I'm sorry if I sounded a little harsh Mikkie, I just feel very passionate about this realization I've come to...and I feel very strongly that this is one of the answers to life. It makes sense when you think of the life Christ lived and the example He made; He was always helping others, attending to the sick and needy, healing, blessing and comforting. We need to take this more seriously and follow His example and what He said "Do thou likewise" and show more compassion for others. There's so many times and people I wish I would've taken the advantage to check-in with, including you Mikkie. Maybe not every time we don't check-in with someone, something as traumatic as your experience happens, but we certainly do miss a chance to "save" someone...whether that be physical, mental or spiritual.
Oh how I miss you, Mikkie! How I wish I had the power to turn back time and have you back.
Although this new year is bound to have hard times as we continue on experiencing "first's without you", I hope it will bring more happy times.
I love you more and more every day.
Love me,
Mama
2 comments:
Sometimes I sit back and feel like no one cares about me or what I'm feeling or thinking and then I take a good step back to see things as they really are...that I'm not caring or feeling or thinking about others, only myself. I love this post and am grateful for the reminder of how absolutely vital it is to have compassion for others. I hope this New Year holds much more happiness and Joy for you Laura :)

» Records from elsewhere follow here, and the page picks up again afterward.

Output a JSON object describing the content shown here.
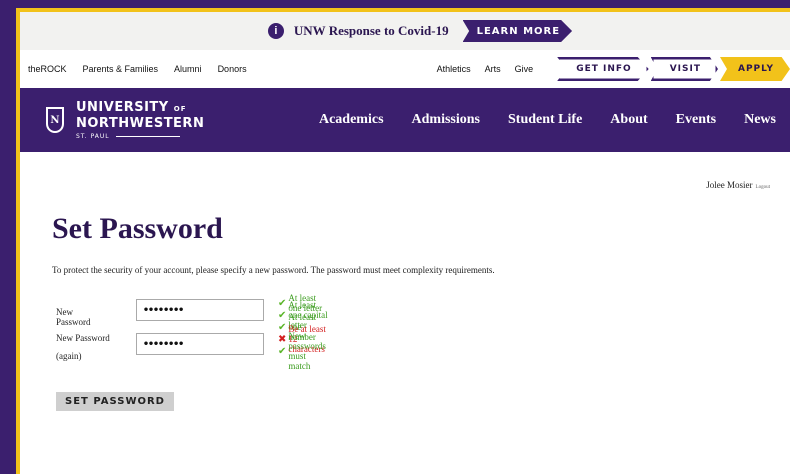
{
  "covid_banner": {
    "info_icon": "info-icon",
    "text": "UNW Response to Covid-19",
    "button": "LEARN MORE"
  },
  "utility_nav": {
    "left": [
      "theROCK",
      "Parents & Families",
      "Alumni",
      "Donors"
    ],
    "right": [
      "Athletics",
      "Arts",
      "Give"
    ],
    "cta": [
      "GET INFO",
      "VISIT",
      "APPLY"
    ]
  },
  "logo": {
    "line1": "UNIVERSITY",
    "line1_small": "OF",
    "line2": "NORTHWESTERN",
    "line3": "ST. PAUL"
  },
  "main_nav": [
    "Academics",
    "Admissions",
    "Student Life",
    "About",
    "Events",
    "News"
  ],
  "user": {
    "name": "Jolee Mosier",
    "logout": "Logout"
  },
  "page": {
    "title": "Set Password",
    "intro": "To protect the security of your account, please specify a new password. The password must meet complexity requirements."
  },
  "form": {
    "new_password_label": "New Password",
    "new_password_value": "••••••••",
    "again_label_line1": "New Password",
    "again_label_line2": "(again)",
    "again_value": "••••••••",
    "submit": "SET PASSWORD"
  },
  "rules": [
    {
      "text": "At least one letter",
      "status": "ok"
    },
    {
      "text": "At least one capital letter",
      "status": "ok"
    },
    {
      "text": "At least one number",
      "status": "ok"
    },
    {
      "text": "Be at least 12 characters",
      "status": "bad"
    },
    {
      "text": "New passwords must match",
      "status": "ok"
    }
  ],
  "colors": {
    "brand_purple": "#3b1f6e",
    "brand_gold": "#f2c21a",
    "ok_green": "#3b9c1e",
    "error_red": "#d42020"
  }
}
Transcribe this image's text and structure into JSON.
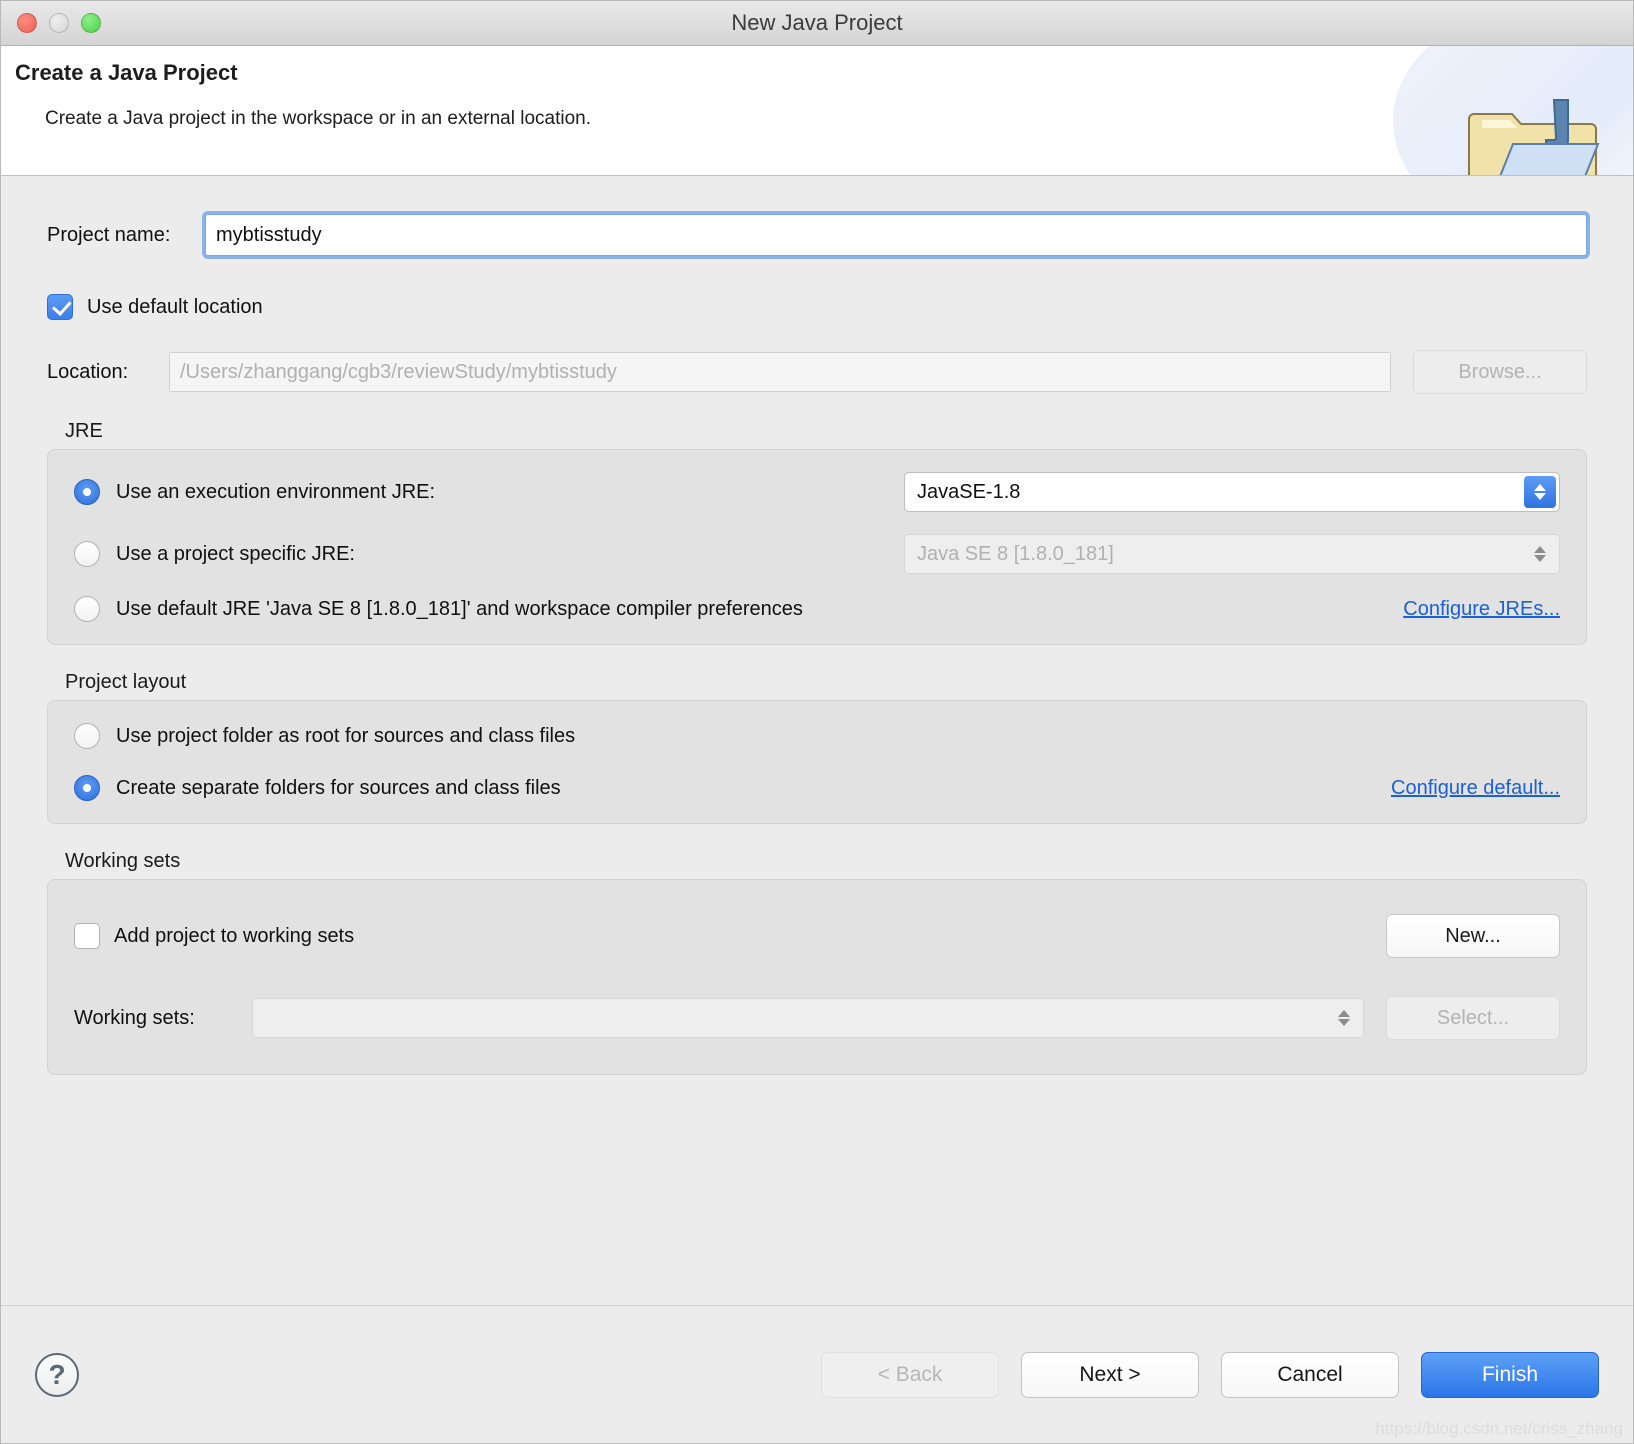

sweet, sweet, sweet Laura. I wish I could give you a big hug. I'm so sorry that the holidays have been tough for you. I had thought so much about you over the last... well, really 5 months, but a lot over the holidays. I'm glad I got to spend Thanksgiving with you, Tim, and Faith. It was so hard to leave Utah in August, wanting to spend more time with you and help you. I wish I could be there more. I love your post. I can absolutely see how easy it is to get caught up in our own lives and not "see" others who are needing to be seen. I think we've all felt that way... that we want someone to notice our hearts aching, and know why we're crying, so they can cry with us. I will try harder to be that person. Thank you, Laura.